I've restarted Dragon Age three times without really getting that far into it. This is because I kept finding that there were much better ways of doing what I was currently doing. The problem was, every time I did this, I had to go through the same bullshit grind quests again. Thinking about having to go through that bloody cathedral level again actually makes me slightly deppressed.

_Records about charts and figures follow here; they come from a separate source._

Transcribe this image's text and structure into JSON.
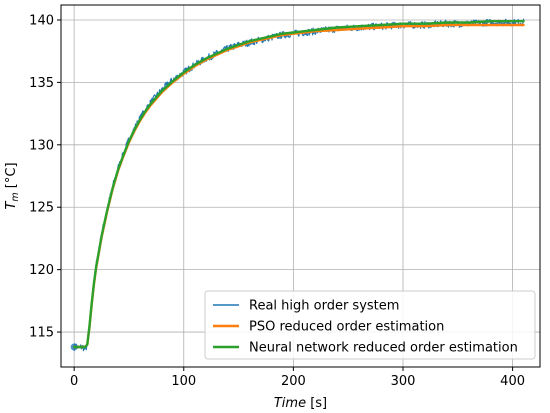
{
  "chart_data": {
    "type": "line",
    "xlabel": "Time [s]",
    "ylabel": "T_m [°C]",
    "xlim": [
      -12,
      425
    ],
    "ylim": [
      112.2,
      141.2
    ],
    "xticks": [
      0,
      100,
      200,
      300,
      400
    ],
    "yticks": [
      115,
      120,
      125,
      130,
      135,
      140
    ],
    "grid": true,
    "legend_position": "lower-right",
    "series": [
      {
        "name": "Real high order system",
        "color": "#1f77b4",
        "linewidth": 1.2,
        "noisy": true,
        "x": [
          0,
          2,
          4,
          6,
          8,
          10,
          12,
          14,
          16,
          18,
          20,
          25,
          30,
          35,
          40,
          45,
          50,
          55,
          60,
          65,
          70,
          80,
          90,
          100,
          110,
          120,
          130,
          140,
          150,
          160,
          170,
          180,
          190,
          200,
          210,
          220,
          240,
          260,
          280,
          300,
          320,
          340,
          360,
          380,
          400,
          410
        ],
        "y": [
          113.8,
          113.9,
          113.7,
          113.8,
          113.8,
          113.6,
          114.0,
          115.5,
          117.4,
          119.0,
          120.3,
          122.8,
          124.8,
          126.6,
          128.1,
          129.3,
          130.4,
          131.3,
          132.1,
          132.8,
          133.4,
          134.4,
          135.2,
          135.8,
          136.4,
          136.9,
          137.3,
          137.7,
          138.0,
          138.2,
          138.4,
          138.6,
          138.8,
          138.9,
          139.0,
          139.1,
          139.3,
          139.4,
          139.5,
          139.6,
          139.6,
          139.7,
          139.7,
          139.8,
          139.8,
          139.8
        ]
      },
      {
        "name": "PSO reduced order estimation",
        "color": "#ff7f0e",
        "linewidth": 2.4,
        "noisy": false,
        "x": [
          0,
          2,
          4,
          6,
          8,
          10,
          12,
          14,
          16,
          18,
          20,
          25,
          30,
          35,
          40,
          45,
          50,
          55,
          60,
          65,
          70,
          80,
          90,
          100,
          110,
          120,
          130,
          140,
          150,
          160,
          170,
          180,
          190,
          200,
          210,
          220,
          240,
          260,
          280,
          300,
          320,
          340,
          360,
          380,
          400,
          410
        ],
        "y": [
          113.8,
          113.8,
          113.8,
          113.8,
          113.8,
          113.8,
          114.0,
          115.4,
          117.2,
          118.8,
          120.1,
          122.6,
          124.6,
          126.4,
          127.9,
          129.1,
          130.2,
          131.1,
          131.9,
          132.6,
          133.2,
          134.2,
          135.0,
          135.7,
          136.3,
          136.8,
          137.2,
          137.6,
          137.9,
          138.2,
          138.4,
          138.6,
          138.8,
          138.9,
          139.0,
          139.1,
          139.2,
          139.3,
          139.4,
          139.5,
          139.5,
          139.6,
          139.6,
          139.6,
          139.6,
          139.6
        ]
      },
      {
        "name": "Neural network reduced order estimation",
        "color": "#2ca02c",
        "linewidth": 2.4,
        "noisy": false,
        "x": [
          0,
          2,
          4,
          6,
          8,
          10,
          12,
          14,
          16,
          18,
          20,
          25,
          30,
          35,
          40,
          45,
          50,
          55,
          60,
          65,
          70,
          80,
          90,
          100,
          110,
          120,
          130,
          140,
          150,
          160,
          170,
          180,
          190,
          200,
          210,
          220,
          240,
          260,
          280,
          300,
          320,
          340,
          360,
          380,
          400,
          410
        ],
        "y": [
          113.8,
          113.8,
          113.8,
          113.8,
          113.8,
          113.8,
          114.0,
          115.5,
          117.3,
          118.9,
          120.2,
          122.7,
          124.7,
          126.5,
          128.0,
          129.2,
          130.3,
          131.2,
          132.0,
          132.7,
          133.3,
          134.3,
          135.1,
          135.8,
          136.4,
          136.9,
          137.3,
          137.7,
          138.0,
          138.3,
          138.5,
          138.7,
          138.9,
          139.0,
          139.1,
          139.2,
          139.4,
          139.5,
          139.6,
          139.7,
          139.7,
          139.8,
          139.8,
          139.9,
          139.9,
          139.9
        ]
      }
    ]
  }
}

The problem is, Dragon Age is half briliant. And half shit. If it wasn't as grindy, if it wasn't so fucking massive it would be a classic, there's not doubt about that. That said, I will stick with it because when it's good, it's marvelous. Time will tell what side of the fence I fall on.
Origins.
I have swayed between loving this game and hating it so many times over the past week that I honestly don't know what to think any more.
Let's go through it.
Marvelous!
Gritty Origin Stories
I've played through three of the six origin stories and they all have a real depth to them. There's real human emotion and the definite feeling that the world of Dragon Age is brutal and unforgiving. The Dwarven Noble origin especially is a world where avarise and honour are ever present and constantly vying for a place in your characters mind.
Shoddy!
Contrived Origin Stories
Sadly, at the end of every origin story, you have to join the Grey Wardens (the jedis) so the main plot can start moving. This can can be fantastic (as in the Dwarven Noble origin) but when I played through as a mage, he just turned up and Deus Ex Machina'd me out of a ridiculously contrived crisis.
Marvelous!
The Combat
The combat is very well done - it's an updated version of KOTOR's system with many more options like swords and shields, seperate skill trees for duel weapons & two handed greatswords. It's also the first RPG I've played where it's the most fun to play as a mage.
Shoddy!
The Grind
So I've liberated a castle from undead creatures and have been sent off to go and get a sacred thing to cure some chap who needs curing. I then found this cure was in a Cathedral. I cleared out the Cathedral, fully expecting the cure to be somewhere therin. It wasn't. It wasn't in the catacombs under the cathedral either. It was in the natural tunnels at the end of the catacombs. Each of these bloody areas was absolutely fucking massive. There is a line between making levels a decent length and game-expanding padding. Dragon Age can't even see this fucking line it's so far past it.
Marvelous!
The Characters
Are all briliantly scripted and acted. You're also given genuine moral dilemas which your NPC mates will help you with.
Shoddy!
The main story
I blogged earlier about how fantasy is usually shite because the villains lack complex motivation. That's especially true in Dragon Age. There's some sort of horde of evil thingies that is coming to kill everyone. Despite the fact that they are wiping entire towns off the map, you have to go around convincing everyone to help you fight them. This is bullshit. These guys know it's unite or perish, so why is it so fucking hard to convince them? Thankfully the sub plots and complex characters you come across during each exercise in painfully slow diplomacy are interesting enough to make you forget the fucking stupid reason why you're there but it keeps popping back up and biting you on the nose like a rake in the grass with a snake attatched to it.
Overall!
I've restarted Dragon Age three times without really getting that far into it. This is because I kept finding that there were much better ways of doing what I was currently doing. The problem was, every time I did this, I had to go through the same bullshit grind quests again. Thinking about having to go through that bloody cathedral level again actually makes me slightly deppressed.
The problem is, Dragon Age is half briliant. And half shit. If it wasn't as grindy, if it wasn't so fucking massive it would be a classic, there's not doubt about that. That said, I will stick with it because when it's good, it's marvelous. Time will tell what side of the fence I fall on.